At teaching hospitals, a radiology trainee often writes the first draft of your report. A senior radiologist then reviews, edits, and signs off on the final version. This two-step process is standard at academic medical centers, and it adds time. Your scan might be interpreted within hours, but the final signed report could take a day or more if the supervising radiologist has a full schedule of their own cases to review.

Some hospitals release preliminary findings to your doctor before the final report is ready, especially for inpatient or emergency cases. For outpatient scans, though, most doctors wait for the finalized version before contacting you.

Communication Breakdowns Between Doctors

Even after the report is signed, it has to reach the right person. This step fails more often than you might expect. Heavy workloads and lack of administrative support in radiology departments have been identified as consistent sources of communication failures. One analysis found that breakdowns between radiologists and referring physicians accounted for 7% of malpractice payments in the United States over a four-year period.
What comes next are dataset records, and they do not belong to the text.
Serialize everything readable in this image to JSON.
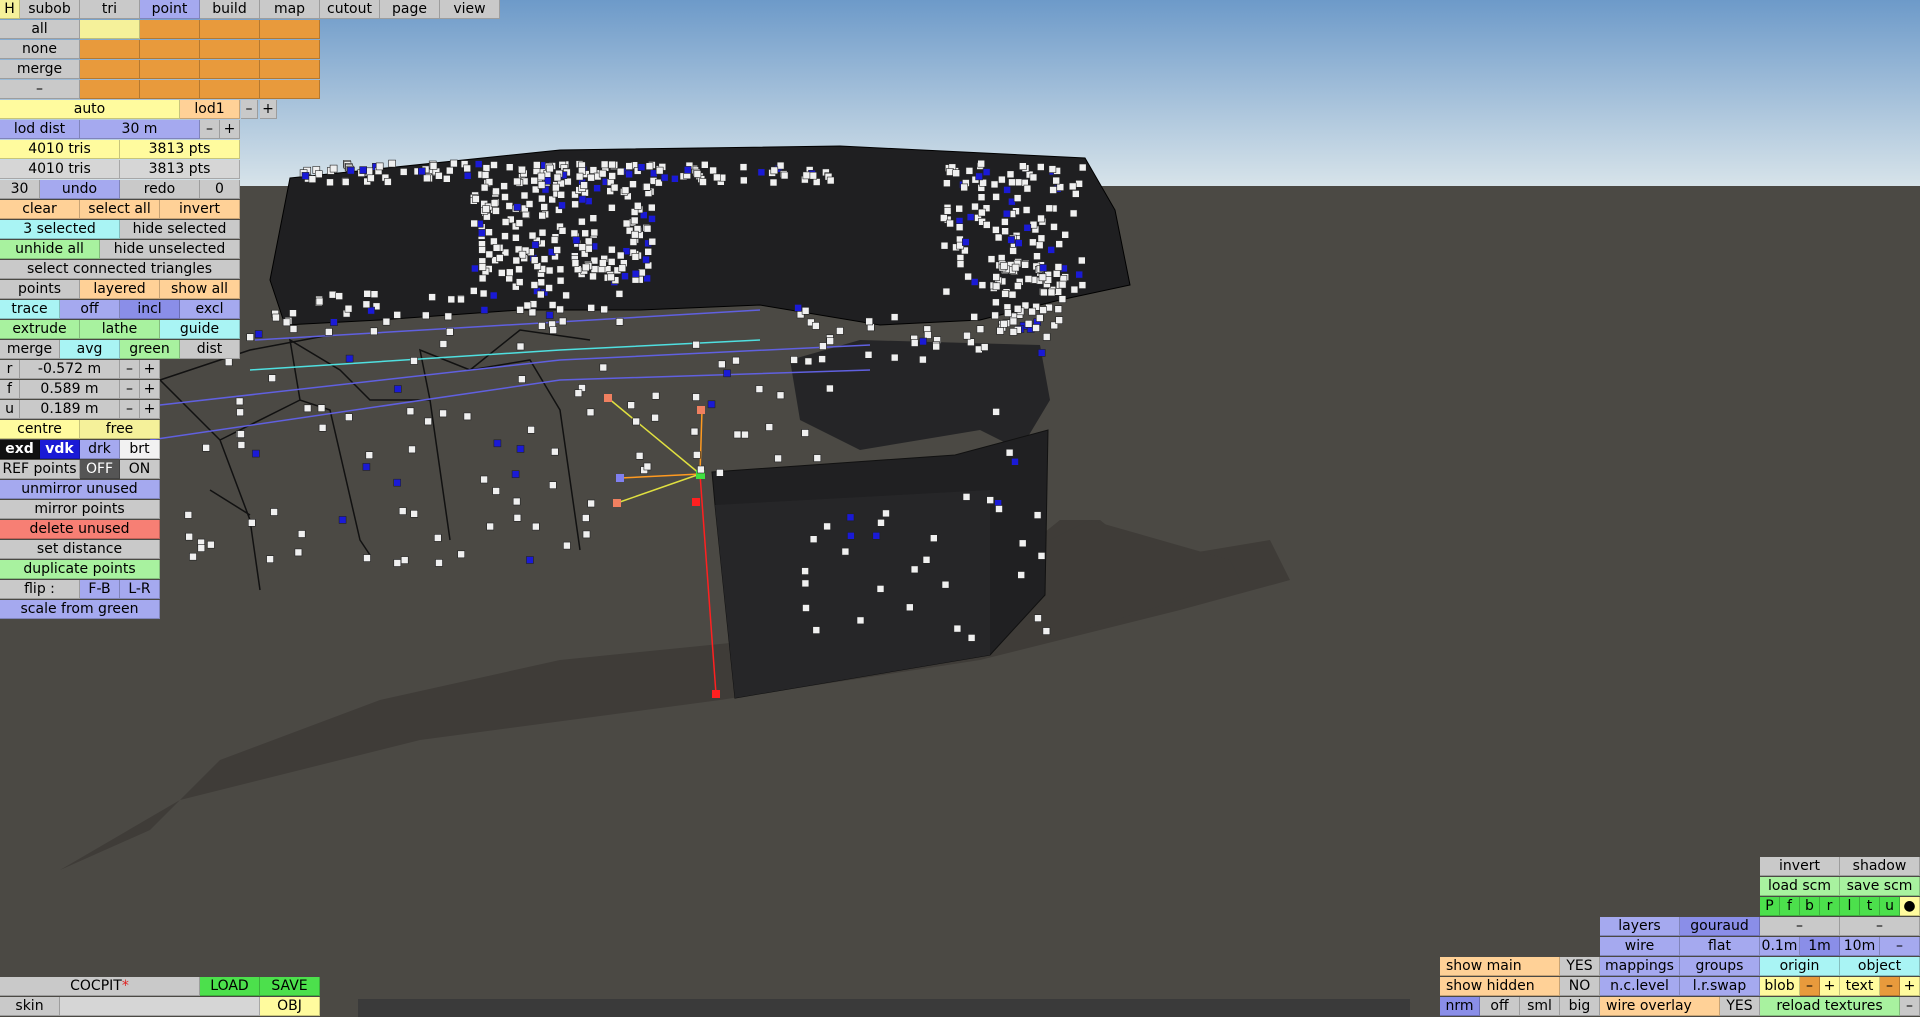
{
  "colors": {
    "sky_top": "#6d9ac9",
    "sky_bottom": "#d8e4ea",
    "ground": "#4b4944",
    "model_dark": "#1f1f21",
    "point_white": "#f0f0f0",
    "point_blue": "#1a1ad6",
    "wire_cyan": "#4fe0e0",
    "wire_blue": "#6060e0",
    "axis_yellow": "#e0e040",
    "axis_red": "#ff2020",
    "axis_orange": "#ff9a20",
    "anchor_green": "#40e040"
  },
  "menu": {
    "h": "H",
    "tabs": [
      "subob",
      "tri",
      "point",
      "build",
      "map",
      "cutout",
      "page",
      "view"
    ],
    "active_tab": "point"
  },
  "selection": {
    "all": "all",
    "none": "none",
    "merge": "merge",
    "dash": "–"
  },
  "lod": {
    "auto": "auto",
    "lod1": "lod1",
    "minus": "–",
    "plus": "+",
    "dist_label": "lod dist",
    "dist_value": "30 m"
  },
  "stats": {
    "tris1": "4010 tris",
    "pts1": "3813 pts",
    "tris2": "4010 tris",
    "pts2": "3813 pts"
  },
  "history": {
    "count": "30",
    "undo": "undo",
    "redo": "redo",
    "redo_count": "0"
  },
  "edit": {
    "clear": "clear",
    "select_all": "select all",
    "invert": "invert",
    "selected": "3 selected",
    "hide_selected": "hide selected",
    "unhide_all": "unhide all",
    "hide_unselected": "hide unselected",
    "select_connected": "select connected triangles",
    "points": "points",
    "layered": "layered",
    "show_all": "show all",
    "trace": "trace",
    "off": "off",
    "incl": "incl",
    "excl": "excl",
    "extrude": "extrude",
    "lathe": "lathe",
    "guide": "guide",
    "merge": "merge",
    "avg": "avg",
    "green": "green",
    "dist": "dist"
  },
  "coords": {
    "r_label": "r",
    "r_value": "-0.572 m",
    "f_label": "f",
    "f_value": "0.589 m",
    "u_label": "u",
    "u_value": "0.189 m",
    "minus": "–",
    "plus": "+",
    "centre": "centre",
    "free": "free"
  },
  "display": {
    "exd": "exd",
    "vdk": "vdk",
    "drk": "drk",
    "brt": "brt",
    "ref_points": "REF points",
    "off": "OFF",
    "on": "ON"
  },
  "actions": {
    "unmirror": "unmirror unused",
    "mirror": "mirror points",
    "delete": "delete unused",
    "set_distance": "set distance",
    "duplicate": "duplicate points",
    "flip": "flip :",
    "fb": "F-B",
    "lr": "L-R",
    "scale": "scale from green"
  },
  "file": {
    "name": "COCPIT",
    "modified": "*",
    "load": "LOAD",
    "save": "SAVE",
    "skin": "skin",
    "obj": "OBJ"
  },
  "right_panel": {
    "invert": "invert",
    "shadow": "shadow",
    "load_scm": "load scm",
    "save_scm": "save scm",
    "views": [
      "P",
      "f",
      "b",
      "r",
      "l",
      "t",
      "u"
    ],
    "dot": "●",
    "dash": "–",
    "layers": "layers",
    "gouraud": "gouraud",
    "wire": "wire",
    "flat": "flat",
    "grid": [
      "0.1m",
      "1m",
      "10m"
    ],
    "show_main": "show main",
    "show_main_val": "YES",
    "mappings": "mappings",
    "groups": "groups",
    "origin": "origin",
    "object": "object",
    "show_hidden": "show hidden",
    "show_hidden_val": "NO",
    "nc_level": "n.c.level",
    "lr_swap": "l.r.swap",
    "blob": "blob",
    "minus": "–",
    "plus": "+",
    "text": "text",
    "nrm": "nrm",
    "off": "off",
    "sml": "sml",
    "big": "big",
    "wire_overlay": "wire overlay",
    "wire_overlay_val": "YES",
    "reload": "reload textures"
  }
}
The mechanisms are surprisingly low-tech. Reports can sit unread in an electronic inbox. A fax to your doctor’s office might not get routed to the right person. Your doctor may be out of the office, on vacation, or juggling a packed patient schedule and simply hasn’t had a chance to review the report and call you. In larger practices, results sometimes pass through a nurse or medical assistant who then contacts you, adding another link in the chain where delays can occur.

What You Can Do While Waiting

Before you leave the imaging center, ask for a specific timeline: when should you expect to hear from your doctor, and by what method (phone call, patient portal, office visit)? Having a concrete expectation makes it easier to know when something is actually late versus when you’re still within the normal window.
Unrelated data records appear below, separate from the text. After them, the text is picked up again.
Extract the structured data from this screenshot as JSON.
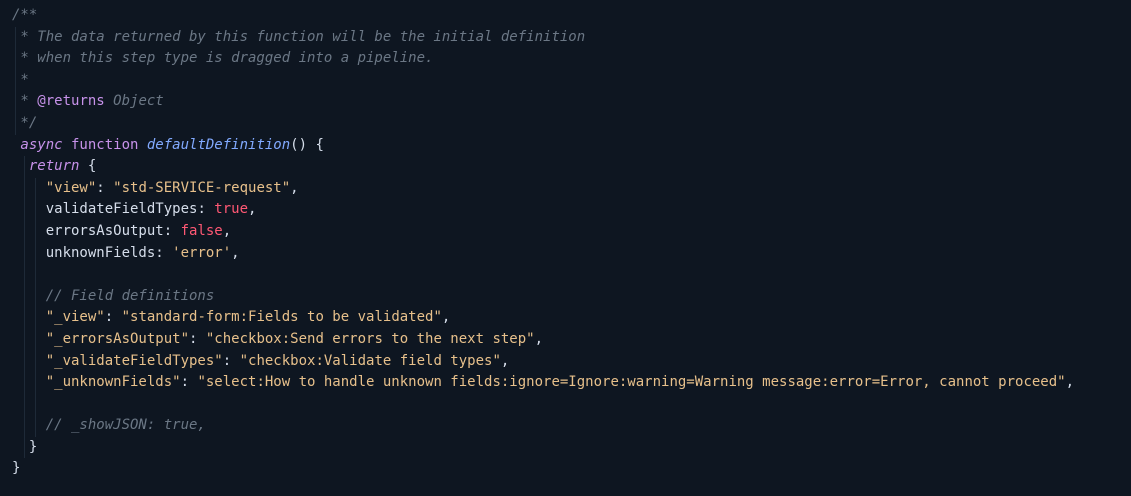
{
  "code_lines": [
    [
      {
        "t": "/**",
        "c": "cmt"
      }
    ],
    [
      {
        "t": " * The data returned by this function will be the initial definition",
        "c": "cmt"
      }
    ],
    [
      {
        "t": " * when this step type is dragged into a pipeline.",
        "c": "cmt"
      }
    ],
    [
      {
        "t": " *",
        "c": "cmt"
      }
    ],
    [
      {
        "t": " * ",
        "c": "cmt"
      },
      {
        "t": "@returns",
        "c": "tag"
      },
      {
        "t": " Object",
        "c": "tagtype"
      }
    ],
    [
      {
        "t": " */",
        "c": "cmt"
      }
    ],
    [
      {
        "t": " async",
        "c": "kwi"
      },
      {
        "t": " function ",
        "c": "kw"
      },
      {
        "t": "defaultDefinition",
        "c": "fn"
      },
      {
        "t": "() {",
        "c": "punc"
      }
    ],
    [
      {
        "t": "  return",
        "c": "kwi"
      },
      {
        "t": " {",
        "c": "punc"
      }
    ],
    [
      {
        "t": "    ",
        "c": "plain"
      },
      {
        "t": "\"view\"",
        "c": "str"
      },
      {
        "t": ": ",
        "c": "punc"
      },
      {
        "t": "\"std-SERVICE-request\"",
        "c": "str"
      },
      {
        "t": ",",
        "c": "punc"
      }
    ],
    [
      {
        "t": "    validateFieldTypes",
        "c": "prop"
      },
      {
        "t": ": ",
        "c": "punc"
      },
      {
        "t": "true",
        "c": "bool"
      },
      {
        "t": ",",
        "c": "punc"
      }
    ],
    [
      {
        "t": "    errorsAsOutput",
        "c": "prop"
      },
      {
        "t": ": ",
        "c": "punc"
      },
      {
        "t": "false",
        "c": "bool"
      },
      {
        "t": ",",
        "c": "punc"
      }
    ],
    [
      {
        "t": "    unknownFields",
        "c": "prop"
      },
      {
        "t": ": ",
        "c": "punc"
      },
      {
        "t": "'error'",
        "c": "str"
      },
      {
        "t": ",",
        "c": "punc"
      }
    ],
    [
      {
        "t": "",
        "c": "plain"
      }
    ],
    [
      {
        "t": "    ",
        "c": "plain"
      },
      {
        "t": "// Field definitions",
        "c": "cmt"
      }
    ],
    [
      {
        "t": "    ",
        "c": "plain"
      },
      {
        "t": "\"_view\"",
        "c": "str"
      },
      {
        "t": ": ",
        "c": "punc"
      },
      {
        "t": "\"standard-form:Fields to be validated\"",
        "c": "str"
      },
      {
        "t": ",",
        "c": "punc"
      }
    ],
    [
      {
        "t": "    ",
        "c": "plain"
      },
      {
        "t": "\"_errorsAsOutput\"",
        "c": "str"
      },
      {
        "t": ": ",
        "c": "punc"
      },
      {
        "t": "\"checkbox:Send errors to the next step\"",
        "c": "str"
      },
      {
        "t": ",",
        "c": "punc"
      }
    ],
    [
      {
        "t": "    ",
        "c": "plain"
      },
      {
        "t": "\"_validateFieldTypes\"",
        "c": "str"
      },
      {
        "t": ": ",
        "c": "punc"
      },
      {
        "t": "\"checkbox:Validate field types\"",
        "c": "str"
      },
      {
        "t": ",",
        "c": "punc"
      }
    ],
    [
      {
        "t": "    ",
        "c": "plain"
      },
      {
        "t": "\"_unknownFields\"",
        "c": "str"
      },
      {
        "t": ": ",
        "c": "punc"
      },
      {
        "t": "\"select:How to handle unknown fields:ignore=Ignore:warning=Warning message:error=Error, cannot proceed\"",
        "c": "str"
      },
      {
        "t": ",",
        "c": "punc"
      }
    ],
    [
      {
        "t": "",
        "c": "plain"
      }
    ],
    [
      {
        "t": "    ",
        "c": "plain"
      },
      {
        "t": "// _showJSON: true,",
        "c": "cmt"
      }
    ],
    [
      {
        "t": "  }",
        "c": "punc"
      }
    ],
    [
      {
        "t": "}",
        "c": "punc"
      }
    ]
  ]
}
If you haven’t heard anything after the expected timeframe, call your referring doctor’s office directly rather than the imaging center. The radiologist sends the report to your doctor, not to you, so your doctor’s office is the right place to check. Ask the front desk whether the report has been received. If it has, ask when the doctor plans to review it with you. If it hasn’t, the office staff can follow up with the radiology department on your behalf.

Many health systems now post radiology reports to an online patient portal, sometimes before your doctor has reviewed them. If you have portal access, check there. Keep in mind that reading a radiology report without medical context can be confusing or alarming, so treat the portal as a tool for confirming the report exists rather than for interpreting the findings yourself.

Does a Delay Mean Bad News?

This is the fear behind most searches about delayed MRI results, and the honest answer is: almost never. Abnormal findings that require urgent action, like signs of a stroke or a mass compressing the spinal cord, are communicated immediately. Radiologists are trained (and in many cases legally required) to contact the referring physician directly when they find something time-sensitive. If your results are delayed, it’s far more likely that the bottleneck is logistical than medical. A radiologist with a heavy caseload, a doctor’s office that’s behind on callbacks, a missing prior scan that needs to be tracked down: these mundane explanations account for the vast majority of delays.